When it comes to landing pages, the numbers are skewed. Landing pages do a staggeringly effective job at converting site visitors into paying customers. But directing customers to standalone landing pages is an underused tactic.
We've touched on this concept before: when the numbers don't add up, it means there's an opportunity for businesses. Even though landing pages are slowly becoming the standard, implementing them now will still give you a significant edge over at least a few of your competitors. Leveling up your landing pages can improve your conversion rate, which impacts your bottom line. And the best part? You can do it without increasing the number of visitors to your site.
To give businesses an idea of how much of a difference landing pages can make, we found some stats highlighting Why You Need To Level Up Your Landing Pages.
Since you're looking for information on landing pages, you've probably heard using a homepage as a landing page is a bad idea. Unfortunately, most businesses take this to mean they can create one landing page – a home landing page – as a catchall for every campaign they're running. In fact, 52% of marketers (for shame!) don't even create a new landing page for different marketing campaigns.
In the same way, it's suboptimal to send every single site visitor to your homepage, it's a mistake to send email subscribers, social media followers and PPC traffic to the same landing page.

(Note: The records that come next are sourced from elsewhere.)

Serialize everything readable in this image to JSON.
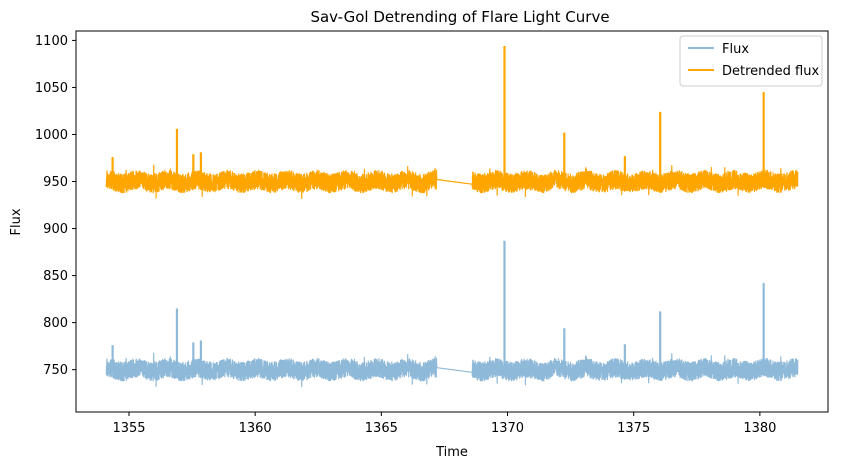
{
  "chart_data": {
    "type": "line",
    "title": "Sav-Gol Detrending of Flare Light Curve",
    "xlabel": "Time",
    "ylabel": "Flux",
    "xlim": [
      1352.9,
      1382.7
    ],
    "ylim": [
      705,
      1110
    ],
    "x_ticks": [
      1355,
      1360,
      1365,
      1370,
      1375,
      1380
    ],
    "y_ticks": [
      750,
      800,
      850,
      900,
      950,
      1000,
      1050,
      1100
    ],
    "grid": false,
    "legend_position": "top-right",
    "segments": [
      [
        1354.1,
        1367.2
      ],
      [
        1368.6,
        1381.5
      ]
    ],
    "series": [
      {
        "name": "Flux",
        "color": "#8fb9d8",
        "baseline": 750,
        "noise_amplitude": 10,
        "flares": [
          {
            "x": 1354.35,
            "peak": 776
          },
          {
            "x": 1356.9,
            "peak": 815
          },
          {
            "x": 1357.55,
            "peak": 779
          },
          {
            "x": 1357.85,
            "peak": 781
          },
          {
            "x": 1369.88,
            "peak": 887
          },
          {
            "x": 1372.25,
            "peak": 794
          },
          {
            "x": 1374.65,
            "peak": 777
          },
          {
            "x": 1376.05,
            "peak": 812
          },
          {
            "x": 1380.15,
            "peak": 842
          }
        ]
      },
      {
        "name": "Detrended flux",
        "color": "#ffa500",
        "baseline": 950,
        "noise_amplitude": 10,
        "flares": [
          {
            "x": 1354.35,
            "peak": 976
          },
          {
            "x": 1356.9,
            "peak": 1006
          },
          {
            "x": 1357.55,
            "peak": 979
          },
          {
            "x": 1357.85,
            "peak": 981
          },
          {
            "x": 1369.88,
            "peak": 1094
          },
          {
            "x": 1372.25,
            "peak": 1002
          },
          {
            "x": 1374.65,
            "peak": 977
          },
          {
            "x": 1376.05,
            "peak": 1024
          },
          {
            "x": 1380.15,
            "peak": 1045
          }
        ]
      }
    ]
  }
}
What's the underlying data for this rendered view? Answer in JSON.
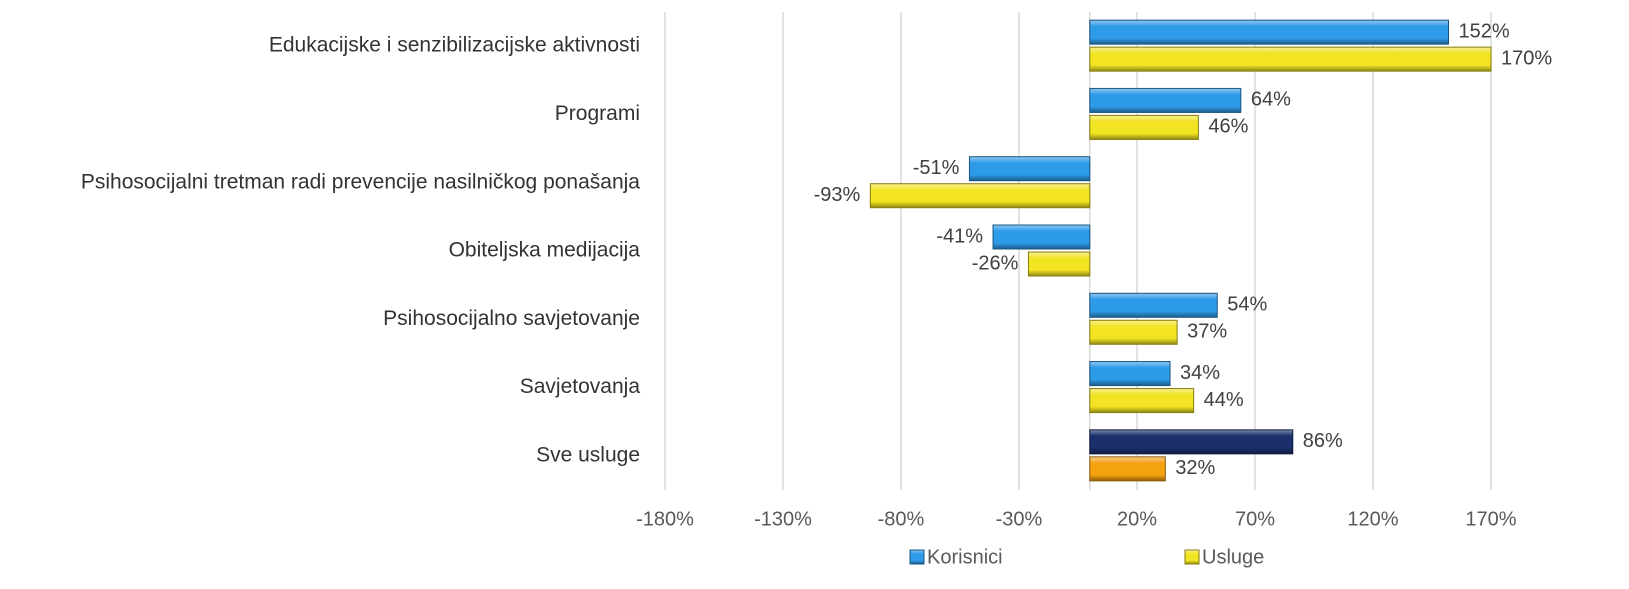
{
  "chart_data": {
    "type": "bar",
    "orientation": "horizontal",
    "categories": [
      "Edukacijske i senzibilizacijske aktivnosti",
      "Programi",
      "Psihosocijalni tretman radi prevencije nasilničkog ponašanja",
      "Obiteljska medijacija",
      "Psihosocijalno savjetovanje",
      "Savjetovanja",
      "Sve usluge"
    ],
    "series": [
      {
        "name": "Korisnici",
        "color": "#2e9be8",
        "colors": [
          "#2e9be8",
          "#2e9be8",
          "#2e9be8",
          "#2e9be8",
          "#2e9be8",
          "#2e9be8",
          "#1a2f6b"
        ],
        "values": [
          152,
          64,
          -51,
          -41,
          54,
          34,
          86
        ],
        "value_labels": [
          "152%",
          "64%",
          "-51%",
          "-41%",
          "54%",
          "34%",
          "86%"
        ]
      },
      {
        "name": "Usluge",
        "color": "#f2e422",
        "colors": [
          "#f2e422",
          "#f2e422",
          "#f2e422",
          "#f2e422",
          "#f2e422",
          "#f2e422",
          "#f5a20f"
        ],
        "values": [
          170,
          46,
          -93,
          -26,
          37,
          44,
          32
        ],
        "value_labels": [
          "170%",
          "46%",
          "-93%",
          "-26%",
          "37%",
          "44%",
          "32%"
        ]
      }
    ],
    "xlim": [
      -180,
      170
    ],
    "xticks": [
      {
        "value": -180,
        "label": "-180%"
      },
      {
        "value": -130,
        "label": "-130%"
      },
      {
        "value": -80,
        "label": "-80%"
      },
      {
        "value": -30,
        "label": "-30%"
      },
      {
        "value": 20,
        "label": "20%"
      },
      {
        "value": 70,
        "label": "70%"
      },
      {
        "value": 120,
        "label": "120%"
      },
      {
        "value": 170,
        "label": "170%"
      }
    ],
    "grid": true,
    "legend": "bottom"
  }
}
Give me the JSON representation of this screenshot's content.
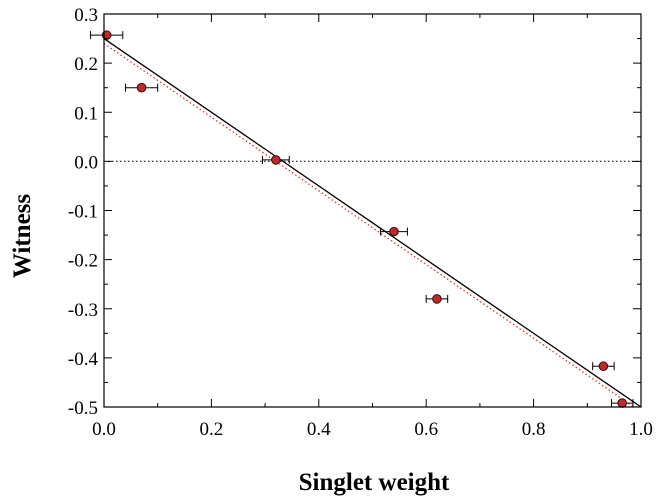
{
  "chart_data": {
    "type": "scatter",
    "title": "",
    "xlabel": "Singlet weight",
    "ylabel": "Witness",
    "xlim": [
      0.0,
      1.0
    ],
    "ylim": [
      -0.5,
      0.3
    ],
    "grid": false,
    "legend": "none",
    "xticks": [
      0.0,
      0.2,
      0.4,
      0.6,
      0.8,
      1.0
    ],
    "xtick_labels": [
      "0.0",
      "0.2",
      "0.4",
      "0.6",
      "0.8",
      "1.0"
    ],
    "yticks": [
      0.3,
      0.2,
      0.1,
      0.0,
      -0.1,
      -0.2,
      -0.3,
      -0.4,
      -0.5
    ],
    "ytick_labels": [
      "0.3",
      "0.2",
      "0.1",
      "0.0",
      "-0.1",
      "-0.2",
      "-0.3",
      "-0.4",
      "-0.5"
    ],
    "series": [
      {
        "type": "scatter",
        "marker": "circle",
        "color": "#c0282d",
        "points": [
          {
            "x": 0.005,
            "y": 0.257,
            "xerr": 0.03
          },
          {
            "x": 0.07,
            "y": 0.15,
            "xerr": 0.03
          },
          {
            "x": 0.32,
            "y": 0.003,
            "xerr": 0.025
          },
          {
            "x": 0.54,
            "y": -0.143,
            "xerr": 0.025
          },
          {
            "x": 0.62,
            "y": -0.28,
            "xerr": 0.02
          },
          {
            "x": 0.93,
            "y": -0.417,
            "xerr": 0.02
          },
          {
            "x": 0.965,
            "y": -0.492,
            "xerr": 0.02
          }
        ]
      },
      {
        "type": "line",
        "style": "solid",
        "color": "#000000",
        "points": [
          {
            "x": 0.0,
            "y": 0.25
          },
          {
            "x": 1.0,
            "y": -0.5
          }
        ]
      },
      {
        "type": "line",
        "style": "dotted",
        "color": "#e0342e",
        "points": [
          {
            "x": 0.0,
            "y": 0.24
          },
          {
            "x": 1.0,
            "y": -0.51
          }
        ]
      },
      {
        "type": "line",
        "style": "dotted",
        "color": "#333333",
        "points": [
          {
            "x": 0.0,
            "y": 0.0
          },
          {
            "x": 1.0,
            "y": 0.0
          }
        ]
      }
    ]
  }
}
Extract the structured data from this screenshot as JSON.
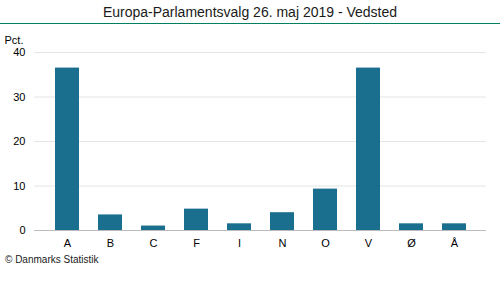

Each of these channels has unique methods for getting visitors to click through, and different promises and goals once they do – so why would you send them to the same generic page?
Create unique landing pages for each stream
Start embracing the power of landing pages by creating specific pages for each of your various traffic streams. It won't be long before you experience more success and higher conversion rates!
The maxim "less is more" applies to many things – landing pages included. However, the fact that 48% of landing pages contain multiple offers suggests the majority of businesses haven't yet made the connection. The temptation to cram more than one offer onto the page you know visitors land is strong – but don't do it. Customers don't want to be confused or oversold and offering something other than exactly what they're expecting actually does both. Craft strong, confident offers and trust your landing pages to do their work! Oh and don't forget to include a call to action as a single call-to-action button can increase conversions by 62%.
If you have a couple of landing pages and aren't getting the results you want, don't give up quite yet. As we've discussed, the more you connect the messaging of your landing page to the arriving audience (and the channel they used) the better results you'll get. If this means creating more landing pages – even different ones for segments of the same audience group – then do it (the stats have your back).
if all else fails, try adding some short explainer videos to your landing pages. Using videos on landing pages can increase conversions by 86% – anything capable of producing results that good is worth a shot!
One of the biggest factors that stunt the success of marketing campaigns is not testing vital components like landing pages! The fact is landing pages are where the magic has to happen, so you absolutely need to be sure that every aspect of the page is contributing to conversion! You've spent the money and dedicated time to funneling visitors to a certain page with an exact message – but then you don't test to make sure the headline or call-to-action button isn't confusing customers?
61% of customers do less than five tests per month on their landing pages; excuse me for saying it again but – this is an opportunity! Test your landing pages components, tweak based on your findings and enjoy the increased conversions with just a little bit of extra work.
Last but not least, we come to a pretty straightforward fix for an all-too-common landing page mistake: too many form fields. Yes, we live in the Information Age, which means every little detail you can pull from your potential customers can be used to your advantage. But you know what? One or two pieces of information are a lot better than zero, which is what you'll get if you present customers with a 15-field form!
The proof is in the pudding: a company found that reducing the number of form fields to 10 or under increases conversions by 120%. I'll go a step further and suggest you keep the number of form fields to less than 5 as I'm a firm believer in keeping things as simple as possible.